A closed ball in a metric space is a closed set
Prove that a closed ball in a metric space is a closed set
My attempt: Suppose $D(x_0, r)$ is a closed ball. We show that $X \setminus D $ is open. In other words, we need to find an open ball contained in $X \setminus D$.
Pick $$t \in X-D \implies d(t,x_0) > r \implies d(t,x_0) - r > 0 $$ Let $B(y, r_1)$ be an open ball, and pick $z \in B(y,r_1)$. Then, we must have $d(y,z) < r_1 $. We need to choose $r_1$ so that $d(z,x_0) > r$. Notice by the triangle inequality
$$ d(x_0,t) \leq d(x_0,z) + d(z,t) \implies d(z,x_0) \geq d(x_0,t) - d(z,t) > d(x_0,t) - r_1.$$
Notice, if we pick $r_1 = d(t,x_0)-r$ then we are done.
Is this correct?
Solution 1:
Your proof consists of some correct steps done in the wrong order, which makes it something other than a valid proof.
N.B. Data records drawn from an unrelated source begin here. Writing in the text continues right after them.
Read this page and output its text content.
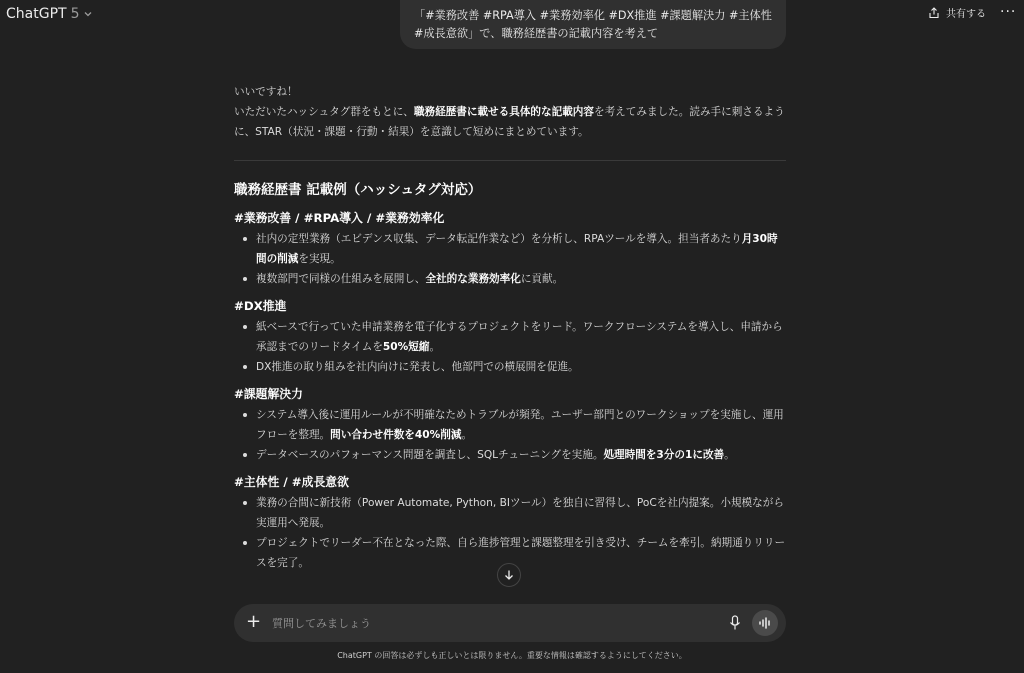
ChatGPT 5	共有する ···
「#業務改善 #RPA導入 #業務効率化 #DX推進 #課題解決力 #主体性 #成長意欲」で、職務経歴書の記載内容を考えて
いいですね！
いただいたハッシュタグ群をもとに、職務経歴書に載せる具体的な記載内容を考えてみました。読み手に刺さるように、STAR（状況・課題・行動・結果）を意識して短めにまとめています。
職務経歴書 記載例（ハッシュタグ対応）
#業務改善 / #RPA導入 / #業務効率化
社内の定型業務（エビデンス収集、データ転記作業など）を分析し、RPAツールを導入。担当者あたり月30時間の削減を実現。
複数部門で同様の仕組みを展開し、全社的な業務効率化に貢献。
#DX推進
紙ベースで行っていた申請業務を電子化するプロジェクトをリード。ワークフローシステムを導入し、申請から承認までのリードタイムを50%短縮。
DX推進の取り組みを社内向けに発表し、他部門での横展開を促進。
#課題解決力
システム導入後に運用ルールが不明確なためトラブルが頻発。ユーザー部門とのワークショップを実施し、運用フローを整理。問い合わせ件数を40%削減。
データベースのパフォーマンス問題を調査し、SQLチューニングを実施。処理時間を3分の1に改善。
#主体性 / #成長意欲
業務の合間に新技術（Power Automate, Python, BIツール）を独自に習得し、PoCを社内提案。小規模ながら実運用へ発展。
プロジェクトでリーダー不在となった際、自ら進捗管理と課題整理を引き受け、チームを牽引。納期通りリリースを完了。
+
質問してみましょう
ChatGPT の回答は必ずしも正しいとは限りません。重要な情報は確認するようにしてください。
It looks more like scratchwork done in preparation for a proof. I rewrite it below, with some of the more important additions in bold. I will also change $t$ to $y$ throughout; when you wrote "$y$" you probably meant the same thing as "$t$".
Suppose $D(x_0, r)$ is a closed ball. We show that $X\setminus D(x_0,r) $ is open. In other words, for every point $y\in X\setminus D(x_0,r)$ we need to find an open ball contained in $X \setminus D$ with center $y$.
Since $y \in X\setminus D(x_0,r)$, it follows that $d(y,x_0) > r$, so $d(y,x_0) - r > 0 $. Let $r_1 = d(y,x_0)-r$.
I claim that the open ball $B(y, r_1)$ is contained in $X\setminus D(x_0,r)$. To prove this, consider any $z \in B(y,r_1)$. Notice by the triangle inequality
$$ d(x_0,y) \leq d(x_0,z) + d(z,y) \implies d(z,x_0) \geq d(x_0,y) - d(z,y) > d(x_0,y) - r_1 =r.$$ This shows $z\in X\setminus D(x_0,r)$, which completes the proof.